Algumas empresas começaram a perceber que gerar resíduos é sinônimo de perdas econômicas a longo prazo, pois isto representa desperdício de matérias primas, água e energia, criando gastos adicionais com o tratamento, armazenamento e disposição final dos resíduos. Aquém dos riscos potenciais à saúde pública e ao meio ambiente, as empresas simplesmente ignoraram os órgãos de proteção, que, por sua vez, não se importaram com seu próprio intuito.

No seu estágio imperalista, o capitalismo, mais que expandir os mercados, quer manter as taxas de lucro e os antagonismos sociais no plano estratosférico. Os resíduos gerados pela produção - que podem provocar graves acidentes ambientais quando manuseados ou dispostos de forma inadequada - pouco importam desde que não alterem as taxas de lucro. Nessa concepção, o lixo é apenas uma consequência frívola aos olhos dos detentores dos meios de produção.

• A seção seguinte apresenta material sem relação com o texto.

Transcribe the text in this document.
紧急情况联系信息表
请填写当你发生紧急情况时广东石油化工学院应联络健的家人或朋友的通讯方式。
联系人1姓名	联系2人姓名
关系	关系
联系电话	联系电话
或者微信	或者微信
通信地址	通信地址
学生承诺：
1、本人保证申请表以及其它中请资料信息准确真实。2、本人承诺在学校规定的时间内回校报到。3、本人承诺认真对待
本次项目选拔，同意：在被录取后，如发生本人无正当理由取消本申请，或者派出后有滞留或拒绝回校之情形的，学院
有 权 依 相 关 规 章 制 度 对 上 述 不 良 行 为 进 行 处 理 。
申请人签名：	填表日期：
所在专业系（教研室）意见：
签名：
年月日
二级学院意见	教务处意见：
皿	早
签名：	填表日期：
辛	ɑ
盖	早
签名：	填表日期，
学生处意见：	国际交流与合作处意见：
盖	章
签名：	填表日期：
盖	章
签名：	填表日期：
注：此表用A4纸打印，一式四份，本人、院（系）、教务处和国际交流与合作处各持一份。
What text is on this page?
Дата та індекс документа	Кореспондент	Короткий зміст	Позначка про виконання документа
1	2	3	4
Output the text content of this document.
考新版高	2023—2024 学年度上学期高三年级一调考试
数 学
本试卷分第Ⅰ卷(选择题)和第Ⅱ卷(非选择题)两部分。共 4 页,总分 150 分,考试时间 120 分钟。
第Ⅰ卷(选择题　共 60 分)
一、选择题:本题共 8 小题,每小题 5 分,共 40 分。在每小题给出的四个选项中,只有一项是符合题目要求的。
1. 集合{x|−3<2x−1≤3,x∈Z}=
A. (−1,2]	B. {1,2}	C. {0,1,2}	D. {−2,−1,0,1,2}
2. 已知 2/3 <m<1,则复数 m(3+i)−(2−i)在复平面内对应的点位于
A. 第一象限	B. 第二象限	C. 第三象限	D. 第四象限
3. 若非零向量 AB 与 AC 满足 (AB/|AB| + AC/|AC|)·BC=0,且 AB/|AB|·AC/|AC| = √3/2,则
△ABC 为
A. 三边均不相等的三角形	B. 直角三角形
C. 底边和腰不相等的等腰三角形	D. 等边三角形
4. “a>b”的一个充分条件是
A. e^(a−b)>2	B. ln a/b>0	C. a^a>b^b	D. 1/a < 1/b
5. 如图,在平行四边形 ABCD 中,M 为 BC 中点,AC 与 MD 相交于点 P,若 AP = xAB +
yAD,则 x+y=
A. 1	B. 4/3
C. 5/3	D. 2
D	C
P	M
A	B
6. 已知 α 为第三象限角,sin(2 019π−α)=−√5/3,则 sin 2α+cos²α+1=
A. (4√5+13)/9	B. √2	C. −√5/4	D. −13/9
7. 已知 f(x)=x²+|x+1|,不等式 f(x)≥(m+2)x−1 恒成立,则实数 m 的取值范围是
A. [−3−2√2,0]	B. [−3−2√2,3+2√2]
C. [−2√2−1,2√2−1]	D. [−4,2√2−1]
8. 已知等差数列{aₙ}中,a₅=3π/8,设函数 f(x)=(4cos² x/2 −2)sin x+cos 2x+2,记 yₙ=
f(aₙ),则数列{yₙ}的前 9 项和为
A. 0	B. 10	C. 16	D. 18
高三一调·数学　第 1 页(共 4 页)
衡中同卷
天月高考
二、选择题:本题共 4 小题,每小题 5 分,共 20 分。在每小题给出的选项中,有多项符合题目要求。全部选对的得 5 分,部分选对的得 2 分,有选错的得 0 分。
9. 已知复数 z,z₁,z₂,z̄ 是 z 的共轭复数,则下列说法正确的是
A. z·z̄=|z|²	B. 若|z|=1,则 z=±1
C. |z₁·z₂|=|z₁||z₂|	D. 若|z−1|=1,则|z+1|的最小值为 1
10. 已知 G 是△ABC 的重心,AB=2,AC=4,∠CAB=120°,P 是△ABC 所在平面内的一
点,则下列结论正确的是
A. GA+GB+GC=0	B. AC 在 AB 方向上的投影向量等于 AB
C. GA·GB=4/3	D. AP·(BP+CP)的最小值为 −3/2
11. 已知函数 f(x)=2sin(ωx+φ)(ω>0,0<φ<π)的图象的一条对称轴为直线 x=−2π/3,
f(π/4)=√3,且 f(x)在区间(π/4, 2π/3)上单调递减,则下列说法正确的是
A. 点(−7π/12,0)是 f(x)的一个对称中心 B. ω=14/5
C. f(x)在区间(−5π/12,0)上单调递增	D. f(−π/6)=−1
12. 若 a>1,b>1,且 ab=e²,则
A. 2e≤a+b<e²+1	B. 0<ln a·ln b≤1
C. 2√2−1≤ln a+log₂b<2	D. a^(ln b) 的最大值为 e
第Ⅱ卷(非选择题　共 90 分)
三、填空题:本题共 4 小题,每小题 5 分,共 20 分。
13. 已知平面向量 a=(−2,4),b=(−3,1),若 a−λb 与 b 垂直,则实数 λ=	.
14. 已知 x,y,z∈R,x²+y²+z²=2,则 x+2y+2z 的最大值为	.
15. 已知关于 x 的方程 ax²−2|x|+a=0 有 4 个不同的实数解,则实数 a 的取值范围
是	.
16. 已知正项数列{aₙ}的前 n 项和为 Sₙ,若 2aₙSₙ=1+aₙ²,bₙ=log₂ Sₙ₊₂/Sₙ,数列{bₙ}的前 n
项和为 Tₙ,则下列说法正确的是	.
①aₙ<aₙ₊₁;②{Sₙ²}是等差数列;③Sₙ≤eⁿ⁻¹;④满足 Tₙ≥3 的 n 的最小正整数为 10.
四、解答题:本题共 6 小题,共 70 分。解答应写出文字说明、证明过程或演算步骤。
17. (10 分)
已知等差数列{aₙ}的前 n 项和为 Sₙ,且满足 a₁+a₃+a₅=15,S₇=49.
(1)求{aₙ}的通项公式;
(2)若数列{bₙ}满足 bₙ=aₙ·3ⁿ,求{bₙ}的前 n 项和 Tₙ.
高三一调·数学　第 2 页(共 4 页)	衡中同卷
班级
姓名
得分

Enfim, parece claro que uma boa conduta ambiental é indispensável para uma relação salutar entre o homem e o meio. O setor industrial dá as costas às necessidades e dispensa perspectivas que não passem pelos caminhos da expansão do capital. Portanto, é dever das massas se revoltarem ante mais uma das aberrações geradas pelo capitalismo. A maioria pode vencer.

É hora de levantar da cadeira. É hora de ir às ruas. É hora de lutar por um Brasil, e um mundo, mais justo! A hora é agora! Que horas são meio-dia?

Por: João Gabriel Rodrigues e Figueiredo.